Leyla Perrone-Moisés
A desconstrução derridiana não pode ser explicada em poucas palavras. Apenas como introdução, lembremos que Derrida qualificou a cultura ocidental como “logocêntrica”, isto é, baseada num racionalismo que pretende ser universal. O filósofo a “desconstrói” procedendo a uma leitura crítica dos textos de nossa cultura, em busca dos pressupostos metafísicos em que esta se assenta, revelando suas ambigüidades, contradições e não-ditos. A desconstrução rejeita o pensamento dualista (isto ou aquilo, isto contra aquilo) assim como o pensamento dialético (tese, antítese, síntese), deixando sempre aberta uma outra via que é a différance (diferença e adiamento). Esse pensamento sempre em processo, que é a própria desconstrução, leva à formulação de paradoxos que irritam e contrariam aqueles que gostam de respostas claras e categóricas, consideradas racionais, confiáveis e operáveis.

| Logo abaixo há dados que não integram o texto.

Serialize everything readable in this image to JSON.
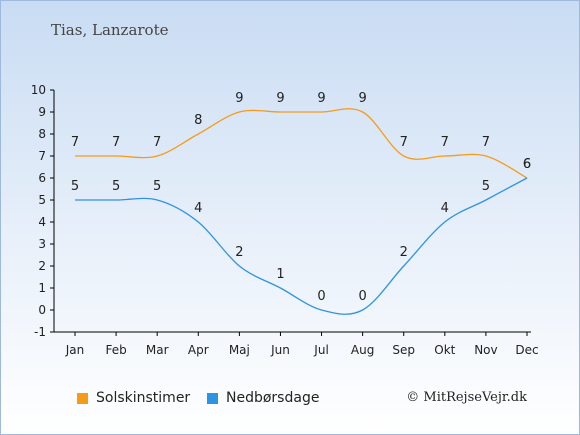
{
  "chart_data": {
    "type": "line",
    "title": "Tias, Lanzarote",
    "categories": [
      "Jan",
      "Feb",
      "Mar",
      "Apr",
      "Maj",
      "Jun",
      "Jul",
      "Aug",
      "Sep",
      "Okt",
      "Nov",
      "Dec"
    ],
    "ylim": [
      -1,
      10
    ],
    "yticks": [
      -1,
      0,
      1,
      2,
      3,
      4,
      5,
      6,
      7,
      8,
      9,
      10
    ],
    "grid": false,
    "legend_position": "bottom-left",
    "series": [
      {
        "name": "Solskinstimer",
        "color": "#f59b1a",
        "values": [
          7,
          7,
          7,
          8,
          9,
          9,
          9,
          9,
          7,
          7,
          7,
          6
        ]
      },
      {
        "name": "Nedbørsdage",
        "color": "#2e93e3",
        "values": [
          5,
          5,
          5,
          4,
          2,
          1,
          0,
          0,
          2,
          4,
          5,
          6
        ]
      }
    ]
  },
  "credit": "© MitRejseVejr.dk"
}
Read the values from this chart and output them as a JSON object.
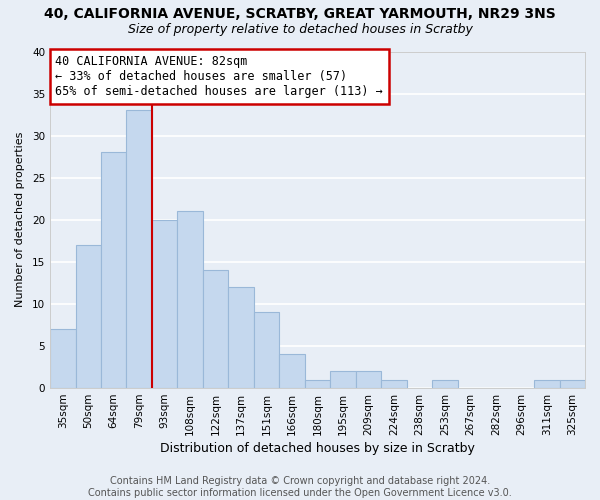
{
  "title": "40, CALIFORNIA AVENUE, SCRATBY, GREAT YARMOUTH, NR29 3NS",
  "subtitle": "Size of property relative to detached houses in Scratby",
  "xlabel": "Distribution of detached houses by size in Scratby",
  "ylabel": "Number of detached properties",
  "categories": [
    "35sqm",
    "50sqm",
    "64sqm",
    "79sqm",
    "93sqm",
    "108sqm",
    "122sqm",
    "137sqm",
    "151sqm",
    "166sqm",
    "180sqm",
    "195sqm",
    "209sqm",
    "224sqm",
    "238sqm",
    "253sqm",
    "267sqm",
    "282sqm",
    "296sqm",
    "311sqm",
    "325sqm"
  ],
  "values": [
    7,
    17,
    28,
    33,
    20,
    21,
    14,
    12,
    9,
    4,
    1,
    2,
    2,
    1,
    0,
    1,
    0,
    0,
    0,
    1,
    1
  ],
  "bar_color": "#c5d8ee",
  "bar_edge_color": "#9ab8d8",
  "vline_x": 3.5,
  "vline_color": "#cc0000",
  "annotation_text": "40 CALIFORNIA AVENUE: 82sqm\n← 33% of detached houses are smaller (57)\n65% of semi-detached houses are larger (113) →",
  "annotation_box_color": "white",
  "annotation_box_edge": "#cc0000",
  "ylim": [
    0,
    40
  ],
  "yticks": [
    0,
    5,
    10,
    15,
    20,
    25,
    30,
    35,
    40
  ],
  "footer": "Contains HM Land Registry data © Crown copyright and database right 2024.\nContains public sector information licensed under the Open Government Licence v3.0.",
  "bg_color": "#e8eef6",
  "plot_bg_color": "#e8eef6",
  "grid_color": "white",
  "title_fontsize": 10,
  "subtitle_fontsize": 9,
  "xlabel_fontsize": 9,
  "ylabel_fontsize": 8,
  "tick_fontsize": 7.5,
  "footer_fontsize": 7,
  "annotation_fontsize": 8.5
}
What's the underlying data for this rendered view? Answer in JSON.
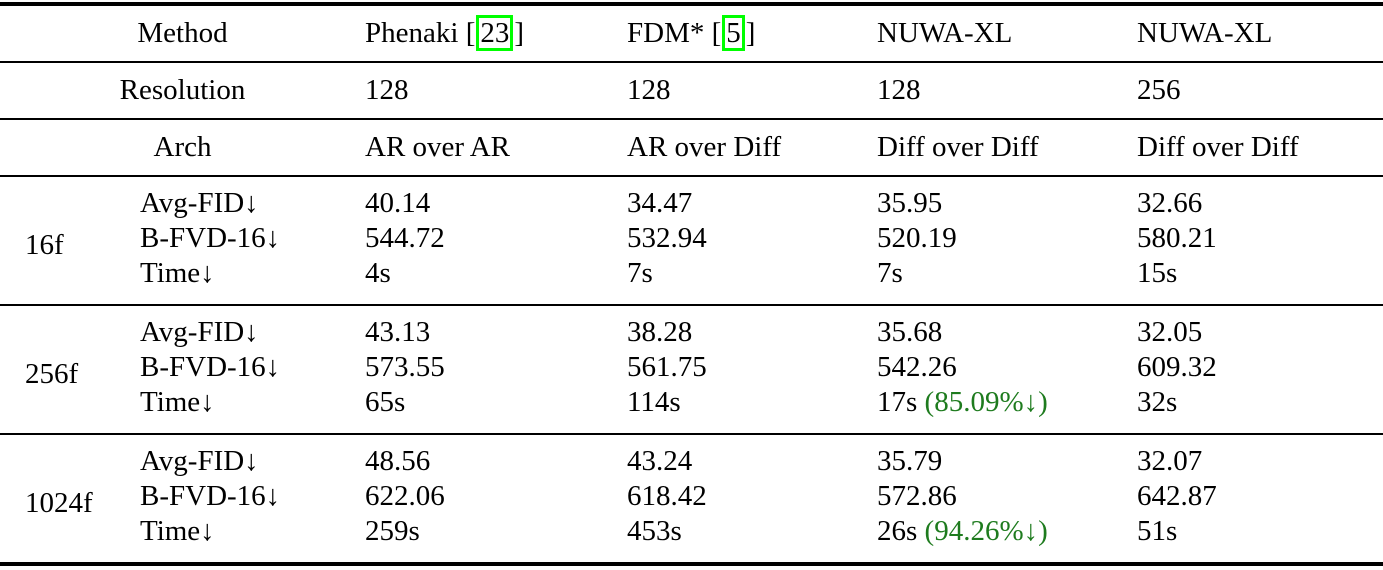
{
  "colors": {
    "citation_box_green": "#00ff00",
    "reduction_note_green": "#1e7b1e",
    "text": "#000000",
    "background": "#ffffff",
    "rule": "#000000"
  },
  "table": {
    "header_rows": [
      {
        "label": "Method",
        "cells": [
          {
            "text": "Phenaki",
            "cite": "23"
          },
          {
            "text": "FDM*",
            "cite": "5"
          },
          {
            "text": "NUWA-XL"
          },
          {
            "text": "NUWA-XL"
          }
        ]
      },
      {
        "label": "Resolution",
        "cells": [
          {
            "text": "128"
          },
          {
            "text": "128"
          },
          {
            "text": "128"
          },
          {
            "text": "256"
          }
        ]
      },
      {
        "label": "Arch",
        "cells": [
          {
            "text": "AR over AR"
          },
          {
            "text": "AR over Diff"
          },
          {
            "text": "Diff over Diff"
          },
          {
            "text": "Diff over Diff"
          }
        ]
      }
    ],
    "groups": [
      {
        "name": "16f",
        "metrics": [
          {
            "label": "Avg-FID↓",
            "cells": [
              {
                "text": "40.14"
              },
              {
                "text": "34.47"
              },
              {
                "text": "35.95"
              },
              {
                "text": "32.66"
              }
            ]
          },
          {
            "label": "B-FVD-16↓",
            "cells": [
              {
                "text": "544.72"
              },
              {
                "text": "532.94"
              },
              {
                "text": "520.19"
              },
              {
                "text": "580.21"
              }
            ]
          },
          {
            "label": "Time↓",
            "cells": [
              {
                "text": "4s"
              },
              {
                "text": "7s"
              },
              {
                "text": "7s"
              },
              {
                "text": "15s"
              }
            ]
          }
        ]
      },
      {
        "name": "256f",
        "metrics": [
          {
            "label": "Avg-FID↓",
            "cells": [
              {
                "text": "43.13"
              },
              {
                "text": "38.28"
              },
              {
                "text": "35.68"
              },
              {
                "text": "32.05"
              }
            ]
          },
          {
            "label": "B-FVD-16↓",
            "cells": [
              {
                "text": "573.55"
              },
              {
                "text": "561.75"
              },
              {
                "text": "542.26"
              },
              {
                "text": "609.32"
              }
            ]
          },
          {
            "label": "Time↓",
            "cells": [
              {
                "text": "65s"
              },
              {
                "text": "114s"
              },
              {
                "text": "17s",
                "note": "(85.09%↓)"
              },
              {
                "text": "32s"
              }
            ]
          }
        ]
      },
      {
        "name": "1024f",
        "metrics": [
          {
            "label": "Avg-FID↓",
            "cells": [
              {
                "text": "48.56"
              },
              {
                "text": "43.24"
              },
              {
                "text": "35.79"
              },
              {
                "text": "32.07"
              }
            ]
          },
          {
            "label": "B-FVD-16↓",
            "cells": [
              {
                "text": "622.06"
              },
              {
                "text": "618.42"
              },
              {
                "text": "572.86"
              },
              {
                "text": "642.87"
              }
            ]
          },
          {
            "label": "Time↓",
            "cells": [
              {
                "text": "259s"
              },
              {
                "text": "453s"
              },
              {
                "text": "26s",
                "note": "(94.26%↓)"
              },
              {
                "text": "51s"
              }
            ]
          }
        ]
      }
    ]
  }
}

Entretanto, a força e a fertilidade da desconstrução residem justamente nesse enfrentamento constante das aporias, que desafiam o pensamento e deixam abertas as possibilidades imprevisíveis e incalculáveis do “por-vir”. O vigor do pensamento desconstrucionista reside em seu caráter arriscado, e na coragem com que Derrida assume a responsabilidade do pensar sem garantias, avançando sempre em busca de “mais luzes”.
A renúncia às garantias da filosofia logocêntrica tem, como contraponto, algumas palavras freqüentes no discurso de Derrida: “incondicionalidade” e “incondicional”. Aparentemente, há uma contradição entre negar as verdades absolutas, apostar num porvir desconhecido, e uma ética da incondicionalidade, ligada surpreendentemente à defesa de causas “impossíveis”. Mas esse paradoxo é a condição de um pensamento que é, ao mesmo tempo, livre e engajado.
A busca do impossível, do incondicional, é uma confiança no porvir. Trata-se de uma teleologia não teológica, mas que tem relações com a fé (Kierkegaard), e certo aspecto religioso (apontado, entre outros, por Habermas), talvez um resíduo de messianismo judaico. Mas, como não é um pensamento teológico, a desconstrução é “uma responsabilidade infinita, que não dá descanso a nenhum tipo de boa consciência” (Spectres de Marx, 1993).
No exame de várias (senão todas) importantes questões tratadas por Jacques Derrida, aparece a expressão “um perigo e uma chance”. Vejamos alguns dos temas diante dos quais Derrida assume uma posição que implica “um perigo e uma chance”.
O perdão
O perdão é uma condição para a reconciliação (dos indivíduos, das coletividades, dos Estados) e para a continuação da História, isto é, da vida. Nesse sentido, o perdão é uma “chance”. Mas o perdão pode ser (mal) compreendido como esquecimento do crime, como apagamento da culpa e, nesse sentido, é um “perigo”. Como defender o perdão com relação ao holocausto, ao apartheid, aos crimes das ditaduras latino-americanas? Diante desse impasse, entre o perigo e a chance, Derrida lembra primeiramente “a heterogeneidade absoluta entre o movimento e a experiência do perdão, por um lado, e tudo o que muitas vezes a ele é associado, isto é, a prescrição, a absolvição, a anistia ou o esquecimento sob todas as suas formas” (Sur parole. Instantanés philosophiques, 1999).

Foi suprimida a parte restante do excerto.